By Matt Hombach
Finally, it's Masters week. Golf fans, basking in front of their televisions in the sights and sounds of tournament coverage from the beautiful Augusta National Golf Club. Combine those good vibes with longer days and warmer temperatures and Baltimore golfers get whipped into a frenzy this time each year.
Like baseball teams in spring training, hope springs eternal in April for amateur golfers. They declare that this will be the year they dedicate themselves to improving their game.
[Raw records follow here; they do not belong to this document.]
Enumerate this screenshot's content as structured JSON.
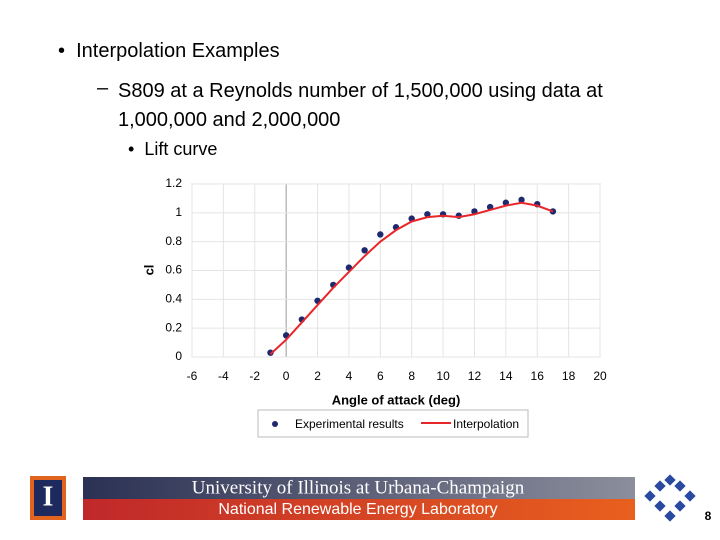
{
  "bullets": {
    "main": "Interpolation Examples",
    "sub": "S809 at a Reynolds number of 1,500,000 using data at 1,000,000 and 2,000,000",
    "subsub": "Lift curve"
  },
  "chart_data": {
    "type": "line",
    "x_label": "Angle of attack (deg)",
    "y_label": "cl",
    "x": [
      -1,
      0,
      1,
      2,
      3,
      4,
      5,
      6,
      7,
      8,
      9,
      10,
      11,
      12,
      13,
      14,
      15,
      16,
      17
    ],
    "series": [
      {
        "name": "Experimental results",
        "color": "#1f2a6e",
        "style": "markers",
        "values": [
          0.03,
          0.15,
          0.26,
          0.39,
          0.5,
          0.62,
          0.74,
          0.85,
          0.9,
          0.96,
          0.99,
          0.99,
          0.98,
          1.01,
          1.04,
          1.07,
          1.09,
          1.06,
          1.01
        ]
      },
      {
        "name": "Interpolation",
        "color": "#e8262a",
        "style": "line",
        "values": [
          0.02,
          0.12,
          0.24,
          0.36,
          0.48,
          0.59,
          0.7,
          0.8,
          0.88,
          0.94,
          0.97,
          0.98,
          0.97,
          0.99,
          1.02,
          1.05,
          1.07,
          1.05,
          1.01
        ]
      }
    ],
    "xlim": [
      -6,
      20
    ],
    "xticks": [
      -6,
      -4,
      -2,
      0,
      2,
      4,
      6,
      8,
      10,
      12,
      14,
      16,
      18,
      20
    ],
    "ylim": [
      0,
      1.2
    ],
    "yticks": [
      0,
      0.2,
      0.4,
      0.6,
      0.8,
      1,
      1.2
    ],
    "grid": true,
    "legend": "bottom"
  },
  "footer": {
    "university": "University of Illinois at Urbana-Champaign",
    "lab": "National Renewable Energy Laboratory",
    "logo_letter": "I",
    "page": "8"
  }
}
This is the year they out-drive those other blokes in their foursome and start shooting in the 80s every time they play.
While most golfers start the season with great expectations, too many of them wind up their season early in August. They get frustrated by lack of improvement and punish their clubs by stowing them away in the garage until the following spring.
Set Realistic Goals
As the head golf professional at Rocky Point Golf Course outside Essex, Jeff Bell sees players start the year with the best of intentions, ready to step up their game. Too often, they become frustrated within a just a few weeks because they set unrealistic goals.
"If I have a golfer tell me in the spring they want to take 10 strokes off their game in the next four to six months, I am quick to bring them back down to Earth," Bell said. "Taking four to five strokes off your average score is a more realistic goal for most golfers, but it's still very difficult."
Develop a Plan
Bell works with dozens of golfers each year to map out a plan for improving their games. The plan requires commitment and consistency that few have the spare time or dedication to make.
"To really improve your golf game, you need to consistently practice at least twice a week and play at least once," Bell said. "I do my best to work with each golfer that comes to me to gauge how much time they can afford to dedicate to practicing and playing and then build a goal and a plan around that."
Other elements to the plan included lessons in which Bell and the other pros at Rocky Point can make swing corrections and give golfers ideas on drills they can practice on their own.
"All the lessons in the world won't do you any good unless you work on what you're taught after the lesson," Bell said.
Focus on the Short Game
According to Bell, the best way to lose those few shots off your score is around the green. Golfers spend too much time trying to crush their new $500 driver on the range and just "putt around" as an after thought on their way to the parking lot.
Analyses of golfers' scores have shown that 80 percent of strokes are made from 100 yards and in, yet most casual golfers neglect to practice their short game.
In regards to putting, Bell notes that golfers wonder why they don't make more putts, but when he watches them on the practice green, they leave 90 percent of their putts short. They don't even get to the hole.
"Too many golfers worry about the line of the putt and not the speed," Bell said. "Putting is all about speed. If the ball doesn't make it to the hole, it has no chance at all to go in."
Besides putting, golfers also need to make time to educate themselves on how far specifically they can hit their lob, sand and pitching wedges. Bell advises players to use the yardage markers on the range to get specific information on how far they hit each of these clubs. With the distances down, it will make a big difference in hitting wedge shots closer to the hole.
So be realistic this year. Channel the spring enthusiasm for golf into creating and maintaining a consistent practice routine and schedule. Try to practice more than you play and focus on your short game. Bell and other pros will agree, that's the only true path to lower scores.
Mulligan from Last Week
I whiffed a bit last week when giving the rundown of professional golf tournaments in Maryland. I overlooked a second Duramed Futures Tour event in the area. The Hunters Oak Golf Classic takes place a week before the event in Gettysburg, Pa. The name of the event tells you it is held at the Hunters Oak Golf Course in Queenstown, just over the Bay Bridge. The playing dates of the event are August 17-19 and you can get more information at www.DuramedFuturesTour.com.